Hace 22 años que demócratas y republicanos, durante el mandato de Bill Clinton, aprobaron el traslado de la Embajada de Estados Unidos a Jerusalén. La decisión de Trump de hacerla efectiva ahora se basa en la constatación de que no puede interferir ya en un proceso de paz por el simple hecho de que no existe voluntad de llevarlo a cabo por parte palestina y es responsabilidad conjunta de los dos grandes partidos de los Estados Unidos, no de la veleidad de un presidente que, haga lo que haga, siempre lo hará mal a los ojos de quienes no le concederán jamás ni el beneficio de la duda.
El mayor obstáculo a la paz no es responsabilidad, por tanto, ni de la derecha estadounidense ni de la exclusiva voluntad de Trump, como puede leerse en muchos medios políticamente correctos, que son los mismos que ignoran que la actitud intransigente de los palestinos, con el grupo terrorista Hamas en primer término, es la que impide el acuerdo desde hace décadas. Son sus líderes y los de algunos países árabes y musulmanes quienes rechazan frontalmente la propia existencia del Estado de Israel. No se trata por tanto de la capitalidad de Jerusalén, sino de un problema más de fondo.

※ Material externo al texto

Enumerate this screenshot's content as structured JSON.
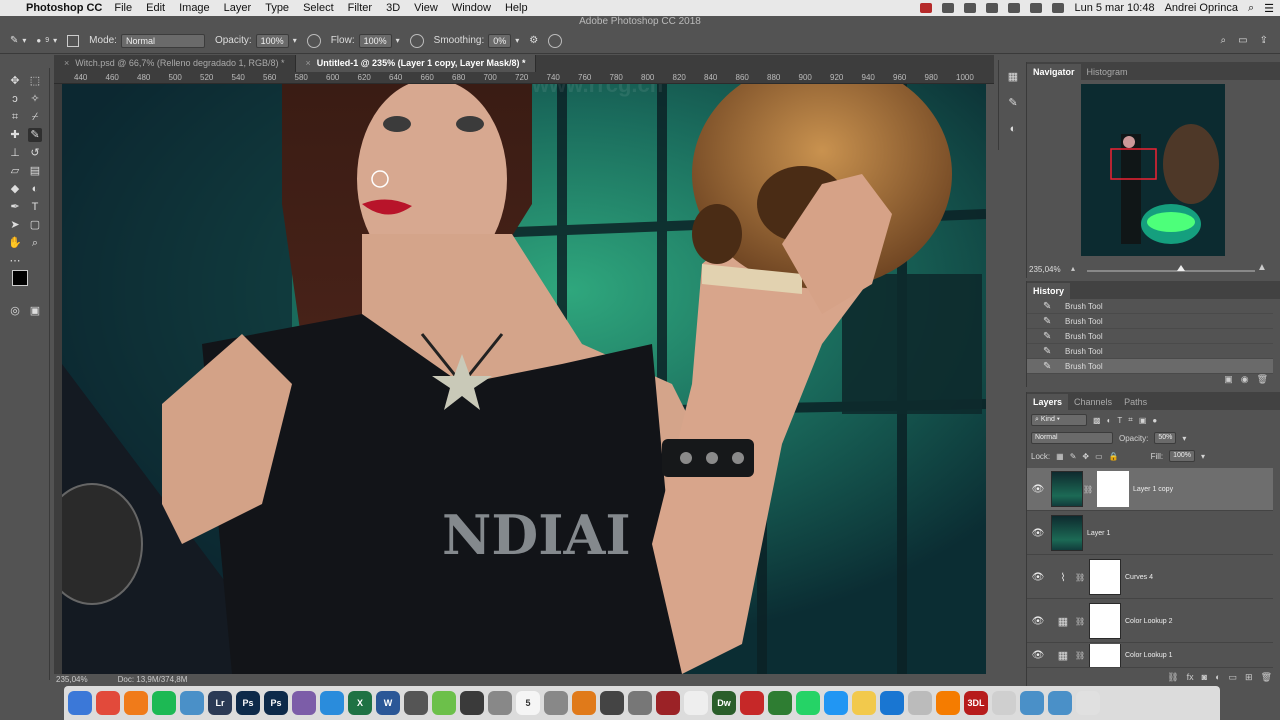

Es paradigmático de nuestro tiempo el afianzamiento de esa dictadura de lo políticamente correcto que se propone eliminar el ejercicio de la crítica excluyendo o demonizando todo aquello que ponga en tela de juicio sus postulados. Se ve con claridad en muchos medios de comunicación, pero también invade el ámbito universitario y el académico, de manera que en cuestión de años se irá conformando un tipo de pensamiento único que es el signo inequívoco de sumisión a la dictadura de unos pocos. Se trata de un fenómeno al que no se esta prestando la atención que merece y que desemboca en paradojas como la que da título a este artículo: está bien lo que hizo Clinton, pero si lo hace ahora Trump resulta intolerable. Y así vamos.